How Car Loans help you?

Car loans are indeed a boon for people who wish to experience the luxury of travelling in a four wheeler but cannot afford to pay the entire price of the car at one go. Car loans provide the option to pay majority of the cost of the car in easy monthly installments (EMIs) which can be fixed at the time of applying for loan. Only 10 to 20 percentage of the price of the car need to be paid by the individual as down payment while purchasing the car.

How much it really costs you?

Apart from paying back the loan amount, what is going to cost you is the interest levied on it. Most banks propose two types of interest rates – the rack rate and the actual rate. The rack rate is the estimated rate of interest initially put forth by the bank. However, the customers can further negotiate on this rate and finalize on an actual rate of interest that they have to pay during the loan tenure.

Repayment tenure and Rate of Interest

Most banks offer repayment periods in the range of three years (36 months) to seven years (84 months). The longer the repayment period, the lower the monthly EMI to be paid. However a point to be considered here is that a higher amount will have to be shelled out by the individual as the interest for the period.

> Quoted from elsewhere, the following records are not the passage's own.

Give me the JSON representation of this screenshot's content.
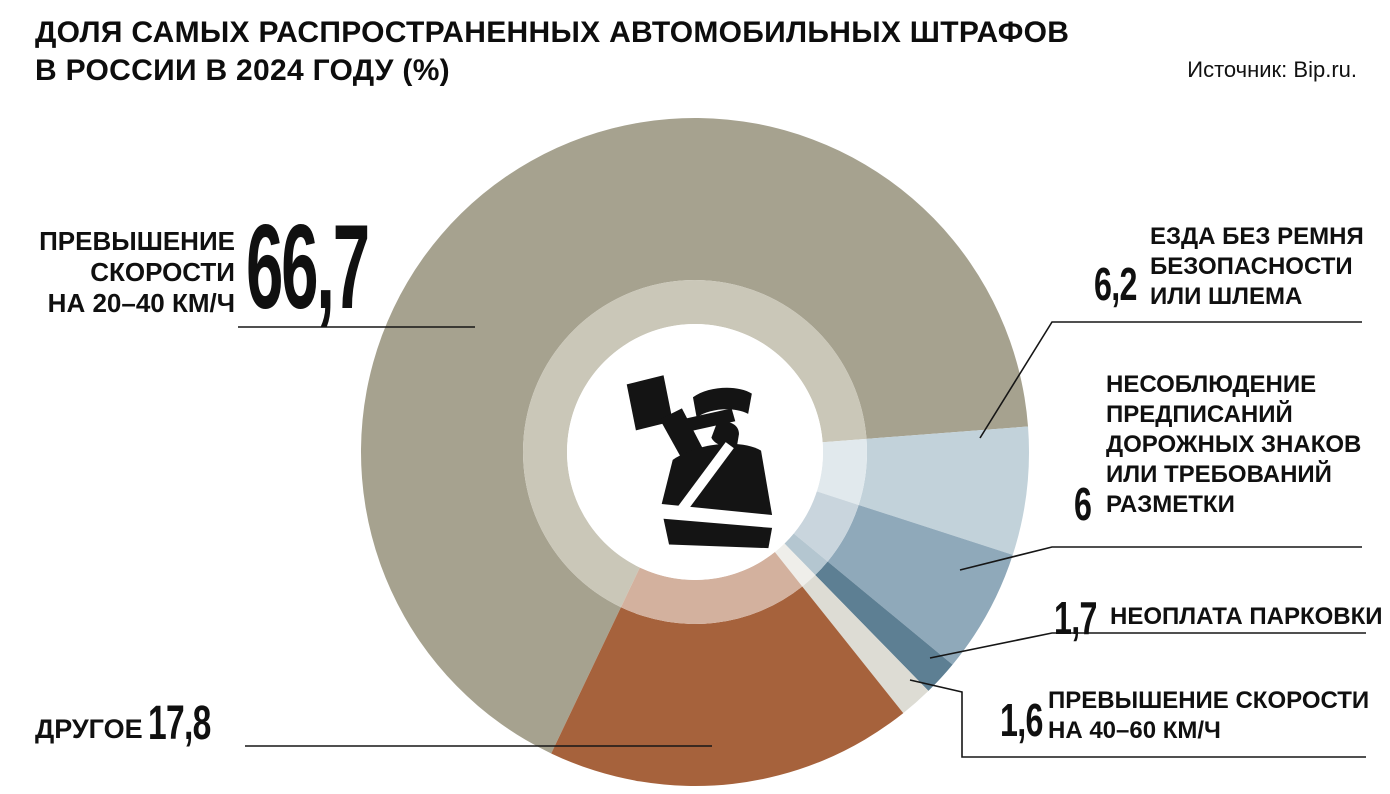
{
  "header": {
    "title_line1": "ДОЛЯ САМЫХ РАСПРОСТРАНЕННЫХ АВТОМОБИЛЬНЫХ ШТРАФОВ",
    "title_line2": "В РОССИИ В 2024 ГОДУ (%)",
    "source": "Источник: Bip.ru."
  },
  "chart_data": {
    "type": "pie",
    "title": "Доля самых распространенных автомобильных штрафов в России в 2024 году (%)",
    "unit": "%",
    "donut": true,
    "legend_position": "callouts",
    "start_angle_deg": 205.5,
    "direction": "clockwise",
    "center_icon": "traffic-police-officer",
    "slices": [
      {
        "key": "speeding-20-40",
        "label": "Превышение скорости на 20–40 км/ч",
        "value": 66.7,
        "display_value": "66,7",
        "color": "#a6a28f",
        "inner_color": "#cac7b8"
      },
      {
        "key": "no-seatbelt-or-helmet",
        "label": "Езда без ремня безопасности или шлема",
        "value": 6.2,
        "display_value": "6,2",
        "color": "#c2d2da",
        "inner_color": "#e1e9ed"
      },
      {
        "key": "road-signs-markings",
        "label": "Несоблюдение предписаний дорожных знаков или требований разметки",
        "value": 6,
        "display_value": "6",
        "color": "#8fa9ba",
        "inner_color": "#c9d5dd"
      },
      {
        "key": "unpaid-parking",
        "label": "Неоплата парковки",
        "value": 1.7,
        "display_value": "1,7",
        "color": "#5d7f93",
        "inner_color": "#b4c6d0"
      },
      {
        "key": "speeding-40-60",
        "label": "Превышение скорости на 40–60 км/ч",
        "value": 1.6,
        "display_value": "1,6",
        "color": "#dddcd4",
        "inner_color": "#efeeea"
      },
      {
        "key": "other",
        "label": "Другое",
        "value": 17.8,
        "display_value": "17,8",
        "color": "#a6623c",
        "inner_color": "#d3b19e"
      }
    ]
  },
  "labels": {
    "speed_20_40": {
      "value": "66,7",
      "lines": [
        "ПРЕВЫШЕНИЕ",
        "СКОРОСТИ",
        "НА 20–40 КМ/Ч"
      ]
    },
    "seatbelt": {
      "value": "6,2",
      "lines": [
        "ЕЗДА БЕЗ РЕМНЯ",
        "БЕЗОПАСНОСТИ",
        "ИЛИ ШЛЕМА"
      ]
    },
    "signs": {
      "value": "6",
      "lines": [
        "НЕСОБЛЮДЕНИЕ",
        "ПРЕДПИСАНИЙ",
        "ДОРОЖНЫХ ЗНАКОВ",
        "ИЛИ ТРЕБОВАНИЙ",
        "РАЗМЕТКИ"
      ]
    },
    "parking": {
      "value": "1,7",
      "label": "НЕОПЛАТА ПАРКОВКИ"
    },
    "speed_40_60": {
      "value": "1,6",
      "lines": [
        "ПРЕВЫШЕНИЕ СКОРОСТИ",
        "НА 40–60 КМ/Ч"
      ]
    },
    "other": {
      "value": "17,8",
      "label": "ДРУГОЕ"
    }
  }
}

The rate of interest also varies on the type of interest scheme – fixed or floating. While most banks offer fixed interest rates, few banks also offer floating interest rates. The interest rates and the loan amount usually differ for used cars.

Discounts

The car dealers and financial institutions often provide various discounts to customers who choose to pay off the vehicle price by taking loans. The car manufacturers also offer discounts on certain models in order to push their sales. Most banks also come up with exciting deals on car loans during festivals to attract potential customers.

Special Schemes

The banks have introduced many special schemes for customers taking car loans.

0% finance scheme

A 0% finance scheme is perhaps the scheme which attracts most number of loan applicants. However, this scheme often comes with certain conditions such as a higher down payment and EMI, and is usually offered as a result of negotiation between the bank and the car dealer. Most often the interest that is deducted is usually made up with some other charges or the actual discount available on the car.

Balloon Scheme

In this scheme the banks offer the option of paying a bulk amount towards the end of the installment while paying an affordable EMI during the rest of the tenure. The customer is benefited as he does not have to pay a higher EMI at the start and can instead arrange for a bulk amount towards the end to clear off the due.

Bullet Repayment

In this scheme the customer can pay a bullet amounts as yearly installments and utilize excess funds to reduce the regular EMI. This scheme is suitable for people who expect some additional lump sum annual income like bonus etc.

Step Up Scheme

Some banks also offer increasing installment option where the customer has to pay a lower EMI initially, which increases gradually during the tenure. The borrower can plan for payments based on his future earnings.

Managing Car Loan Repayment

Here are few points to effectively manage the repayment of car loans

  • Research to find out the different loan options available and the schemes offered by car dealers and banks for individuals taking loan.
  • Check for interest rates – the racked rate as well as the actual interest rates, down payment amount, EMI, the loan tenure, service charge, foreclosure charges, processing fee charged and the time taken for the disbursement of loans by the banks before choosing the payment option that suits you the best.
  • Look for discounts offered on all cars that fall under the category of car that you wish to purchase.

Though considering that car is a depreciable asset it really doesn’t make sense buying a car on loan and paying interest which actually increases the cost of your car yet a careful study of the car loan schemes available before selecting one will go long way in helping save a considerable amount of money on your car loan.